Whatever issues I’ve had with facebook, and I have, are gone today. Suddenly today I saw the most amazing use of facebook and I’m thankful over and over for it.
I’ve mentioned my friend Amy who’s breast cancer took us from her family and friends entirely too early. It hit home too close and too hard for me. It was hard.
I was unable to make it to her memorial here in town. I was sad for that fact but I forgave myself because I knew I would’ve lost my shit if I’d gone. I mean The Big Ugly Crying.
But the community that Amy created around herself and those who knew her is a wonderful one and I did miss out on celebrating Amy’s life with them. Until today.
Today I went to her Facebook page just because I was thinking of her. Today I realized a lot of people are going to Amy’s facebook page because they are thinking of her. They are talking to her, leaving her notes, telling her about her children and about daily life and sharing stories of love and comfort and remembering.
Today I hugged my daughter and son a bit tighter because of facebook.
Today I remembered a great friend because of facebook.
Today I realized how we touch people in the world beyond what we even comprehend because of facebook.
I hope it’s ok that I share this story, it’s the one that touched me the most from her page.
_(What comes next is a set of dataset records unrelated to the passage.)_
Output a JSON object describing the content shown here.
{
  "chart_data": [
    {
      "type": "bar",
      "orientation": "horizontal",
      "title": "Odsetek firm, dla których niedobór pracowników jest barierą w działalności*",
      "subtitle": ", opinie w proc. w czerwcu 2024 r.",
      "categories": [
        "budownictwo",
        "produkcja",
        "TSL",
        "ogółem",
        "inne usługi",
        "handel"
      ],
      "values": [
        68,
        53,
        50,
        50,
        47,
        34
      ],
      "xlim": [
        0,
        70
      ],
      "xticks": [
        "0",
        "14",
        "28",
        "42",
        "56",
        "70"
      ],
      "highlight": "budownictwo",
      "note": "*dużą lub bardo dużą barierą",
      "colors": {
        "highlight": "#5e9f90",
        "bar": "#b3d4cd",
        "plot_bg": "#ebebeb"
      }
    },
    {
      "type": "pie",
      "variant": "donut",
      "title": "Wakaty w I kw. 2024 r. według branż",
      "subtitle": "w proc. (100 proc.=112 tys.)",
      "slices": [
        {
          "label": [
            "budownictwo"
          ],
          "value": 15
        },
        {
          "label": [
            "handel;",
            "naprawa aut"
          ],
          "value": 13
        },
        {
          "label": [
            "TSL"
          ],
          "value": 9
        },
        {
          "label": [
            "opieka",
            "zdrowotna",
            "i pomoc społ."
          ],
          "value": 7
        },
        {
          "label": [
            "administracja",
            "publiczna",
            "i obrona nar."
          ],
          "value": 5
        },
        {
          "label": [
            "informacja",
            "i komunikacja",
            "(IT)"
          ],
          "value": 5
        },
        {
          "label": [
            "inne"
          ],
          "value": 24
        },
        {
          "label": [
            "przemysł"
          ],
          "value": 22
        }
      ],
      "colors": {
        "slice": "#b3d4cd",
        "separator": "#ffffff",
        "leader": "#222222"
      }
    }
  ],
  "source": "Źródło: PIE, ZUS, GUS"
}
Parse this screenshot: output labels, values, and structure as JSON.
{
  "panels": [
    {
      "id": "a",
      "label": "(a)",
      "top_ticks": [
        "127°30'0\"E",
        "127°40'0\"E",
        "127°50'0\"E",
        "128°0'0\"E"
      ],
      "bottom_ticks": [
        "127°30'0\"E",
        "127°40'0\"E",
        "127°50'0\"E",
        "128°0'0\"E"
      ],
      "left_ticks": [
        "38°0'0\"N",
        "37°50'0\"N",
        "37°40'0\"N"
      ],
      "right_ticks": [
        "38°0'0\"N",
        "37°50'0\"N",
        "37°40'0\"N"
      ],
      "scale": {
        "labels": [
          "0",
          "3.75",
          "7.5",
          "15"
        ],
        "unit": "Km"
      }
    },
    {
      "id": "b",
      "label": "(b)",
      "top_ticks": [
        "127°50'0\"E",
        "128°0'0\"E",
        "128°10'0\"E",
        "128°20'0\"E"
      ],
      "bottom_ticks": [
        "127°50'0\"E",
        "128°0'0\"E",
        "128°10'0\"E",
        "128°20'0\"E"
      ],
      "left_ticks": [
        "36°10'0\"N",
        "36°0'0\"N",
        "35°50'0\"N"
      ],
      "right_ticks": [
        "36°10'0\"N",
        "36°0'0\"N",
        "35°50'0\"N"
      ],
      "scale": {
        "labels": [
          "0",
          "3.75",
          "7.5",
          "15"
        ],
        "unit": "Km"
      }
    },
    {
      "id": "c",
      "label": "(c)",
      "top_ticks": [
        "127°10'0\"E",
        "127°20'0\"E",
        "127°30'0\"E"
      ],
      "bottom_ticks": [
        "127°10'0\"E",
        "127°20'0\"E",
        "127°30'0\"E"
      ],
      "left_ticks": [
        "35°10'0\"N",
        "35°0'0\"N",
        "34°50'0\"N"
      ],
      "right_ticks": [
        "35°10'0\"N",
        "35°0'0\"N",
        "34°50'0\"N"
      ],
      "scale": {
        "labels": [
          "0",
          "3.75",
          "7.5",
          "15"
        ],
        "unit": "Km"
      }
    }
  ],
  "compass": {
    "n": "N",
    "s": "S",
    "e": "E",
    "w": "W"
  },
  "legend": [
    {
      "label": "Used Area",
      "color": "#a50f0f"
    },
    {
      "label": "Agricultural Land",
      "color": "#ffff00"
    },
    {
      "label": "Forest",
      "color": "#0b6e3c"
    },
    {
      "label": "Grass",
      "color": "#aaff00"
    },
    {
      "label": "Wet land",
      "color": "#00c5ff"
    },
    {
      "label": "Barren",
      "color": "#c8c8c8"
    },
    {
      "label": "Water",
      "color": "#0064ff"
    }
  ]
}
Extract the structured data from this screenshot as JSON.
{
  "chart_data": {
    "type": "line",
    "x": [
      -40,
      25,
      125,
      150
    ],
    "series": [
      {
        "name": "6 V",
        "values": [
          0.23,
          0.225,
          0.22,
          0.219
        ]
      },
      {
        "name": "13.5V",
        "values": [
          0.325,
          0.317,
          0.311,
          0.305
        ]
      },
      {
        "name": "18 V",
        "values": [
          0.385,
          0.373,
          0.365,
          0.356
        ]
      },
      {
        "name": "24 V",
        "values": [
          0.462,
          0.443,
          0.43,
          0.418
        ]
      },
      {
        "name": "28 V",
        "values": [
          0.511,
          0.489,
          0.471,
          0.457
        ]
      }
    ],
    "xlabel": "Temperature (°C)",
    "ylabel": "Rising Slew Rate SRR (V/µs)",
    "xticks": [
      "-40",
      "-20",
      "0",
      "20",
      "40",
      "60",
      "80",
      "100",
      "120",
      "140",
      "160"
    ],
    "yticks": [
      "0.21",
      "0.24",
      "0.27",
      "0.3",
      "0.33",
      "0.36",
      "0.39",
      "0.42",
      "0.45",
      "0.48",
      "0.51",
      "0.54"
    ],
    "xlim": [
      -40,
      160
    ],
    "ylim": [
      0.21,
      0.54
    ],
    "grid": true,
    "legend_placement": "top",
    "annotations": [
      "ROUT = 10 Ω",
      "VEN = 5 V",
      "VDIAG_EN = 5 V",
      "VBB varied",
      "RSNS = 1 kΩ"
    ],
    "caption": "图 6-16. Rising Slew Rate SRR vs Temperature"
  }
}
A friend shares, “Your baby girls misses you today Amy. She was tearfully talking about you today. But don’t worry, R came up to her and said “Don’t be sad, your mama will always be in your heart.” and then gave Maddy a big hug and kiss. After R was done Maddy told her she needed another hug and she laid her head on R’s shoulder and cried a little bit more. R patted her and stroked her cheek and then they sat together holding hands for a while. Your daughter is such a wonderful little girl. And I love to see our girls supporting eachother when they need it. And don’t worry, I cuddled both of them until the smiles returned.”
Today I forgave facebook. Because I needed to read this. As do so many more.
*I changed the little girl’s name because I don’t know how they would feel about publishing it. I know Amy has written openly here on my blog about Maddy so I feel ok with leaving her name as is. I hope this is ok with those involved. Much love to everyone who is.